Let’s see how this works on tweet oracle example

# remember our dataset is in variable x

# this is how we get one bootstrap replicate
# sample n observations from dataset x _with replacement_
xb <- sample(x, length(x), replace=TRUE)

# let's do B=100 bootstrap randomizations using the 
# replicate function (it just replicates the given expression
# however many times it is directed to do so)
B <- 200
xb <- replicate(B, sample(x,length(x), replace=TRUE))

# xb is a matrix with 100 rows (the original length of dataset) and
# 200 columns (the number of replicates)

# now let's compute the bootstrap estimates y
yb <- colMeans(xb)

# and make a histogram of the bootstrap estimates
hist(yb, probability=TRUE, main="Histogram of bootstrap estimates",
     xlab="Bootsrap Estimates",xlim=c(0.5,1))
abline(v=p, col="blue")
draw_normal_density(100)

Now, let’s a case where we don’t expect the normal approximation to not work so well by making samples not identically distributed. Let’s make a new ORACLE of tweet where the probability of a tweet being bot-generated can be one of two values (.7 and .4):

create_mixture_dataset <- function(n=100,p=c(.7,.4)) {
  tweets1 <- sample(c(0,1), size=n, prob=c(1-p[1],p[1]), replace=TRUE)
  tweets2 <- sample(c(0,1), size=n, prob=c(1-p[2],p[2]),replace=TRUE)
  ifelse(runif(n)<=.5, tweets1, tweets2)
}

mixture_x <- create_mixture_dataset(100)

# Now let's do the same bootstrap procedure in this case
xb <- replicate(B, sample(mixture_x,length(mixture_x), replace=TRUE))

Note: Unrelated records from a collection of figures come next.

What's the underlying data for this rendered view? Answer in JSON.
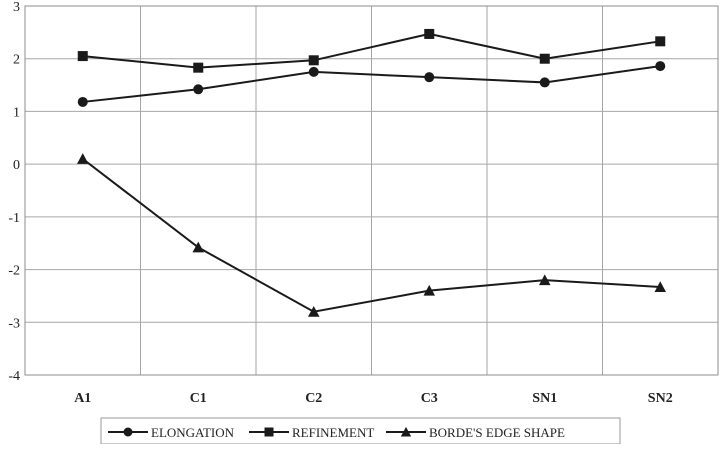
{
  "chart_data": {
    "type": "line",
    "title": "",
    "xlabel": "",
    "ylabel": "",
    "categories": [
      "A1",
      "C1",
      "C2",
      "C3",
      "SN1",
      "SN2"
    ],
    "ylim": [
      -4,
      3
    ],
    "yticks": [
      "3",
      "2",
      "1",
      "0",
      "-1",
      "-2",
      "-3",
      "-4"
    ],
    "grid": true,
    "legend_position": "bottom",
    "series": [
      {
        "name": "ELONGATION",
        "marker": "circle",
        "color": "#1a1a1a",
        "values": [
          1.18,
          1.42,
          1.75,
          1.65,
          1.55,
          1.86
        ]
      },
      {
        "name": "REFINEMENT",
        "marker": "square",
        "color": "#1a1a1a",
        "values": [
          2.05,
          1.83,
          1.97,
          2.47,
          2.0,
          2.33
        ]
      },
      {
        "name": "BORDE'S EDGE SHAPE",
        "marker": "triangle",
        "color": "#1a1a1a",
        "values": [
          0.1,
          -1.58,
          -2.8,
          -2.4,
          -2.2,
          -2.33
        ]
      }
    ]
  }
}
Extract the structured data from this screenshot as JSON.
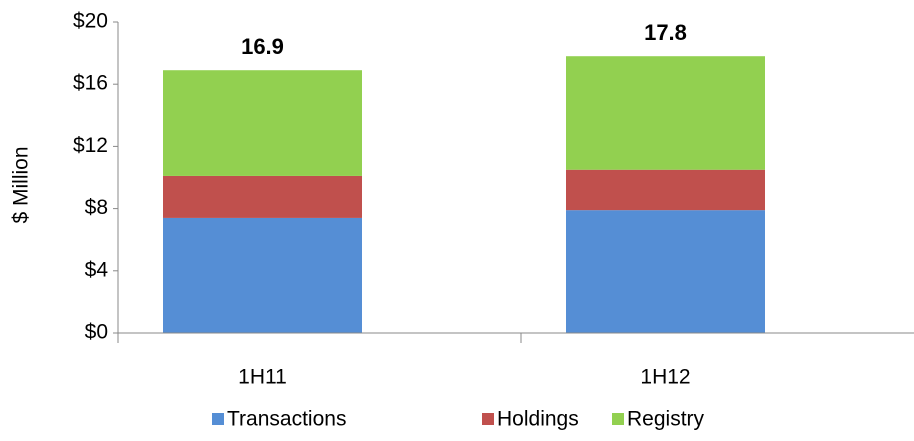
{
  "chart_data": {
    "type": "stacked_bar",
    "y_label": "$ Million",
    "categories": [
      "1H11",
      "1H12"
    ],
    "series": [
      {
        "name": "Transactions",
        "color": "#558ed5",
        "values": [
          7.4,
          7.9
        ]
      },
      {
        "name": "Holdings",
        "color": "#c0504d",
        "values": [
          2.7,
          2.6
        ]
      },
      {
        "name": "Registry",
        "color": "#92d050",
        "values": [
          6.8,
          7.3
        ]
      }
    ],
    "totals": [
      16.9,
      17.8
    ],
    "ylim": [
      0,
      20
    ],
    "yticks": [
      {
        "value": 0,
        "label": "$0"
      },
      {
        "value": 4,
        "label": "$4"
      },
      {
        "value": 8,
        "label": "$8"
      },
      {
        "value": 12,
        "label": "$12"
      },
      {
        "value": 16,
        "label": "$16"
      },
      {
        "value": 20,
        "label": "$20"
      }
    ],
    "grid": false,
    "legend": "bottom"
  }
}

# xb is a matrix with 100 rows (the original length of dataset) and
# 200 columns (the number of replicates)

# now let's compute the bootstrap estimates y
yb <- colMeans(xb)

# and make a histogram of the bootstrap estimates
hist(yb, probability=TRUE, main="Histogram of bootstrap estimates",
     xlab="Bootsrap Estimates", xlim=c(0,1))

draw_normal_density <- function(n,p=.7) {
  se <- sqrt(p*(1-p))/sqrt(n)
  f <- dnorm(seq(0,1,len=1000), mean=p, sd=se)
  lines(seq(0,1,len=1000), f, col="red", lwd=1.6)
}
  
draw_normal_density(100, mean(mixture_x))

Here, an analysis based on the classical CLT would not be appropriate, but the bootstrap analysis gives some information about the variability of our estimates.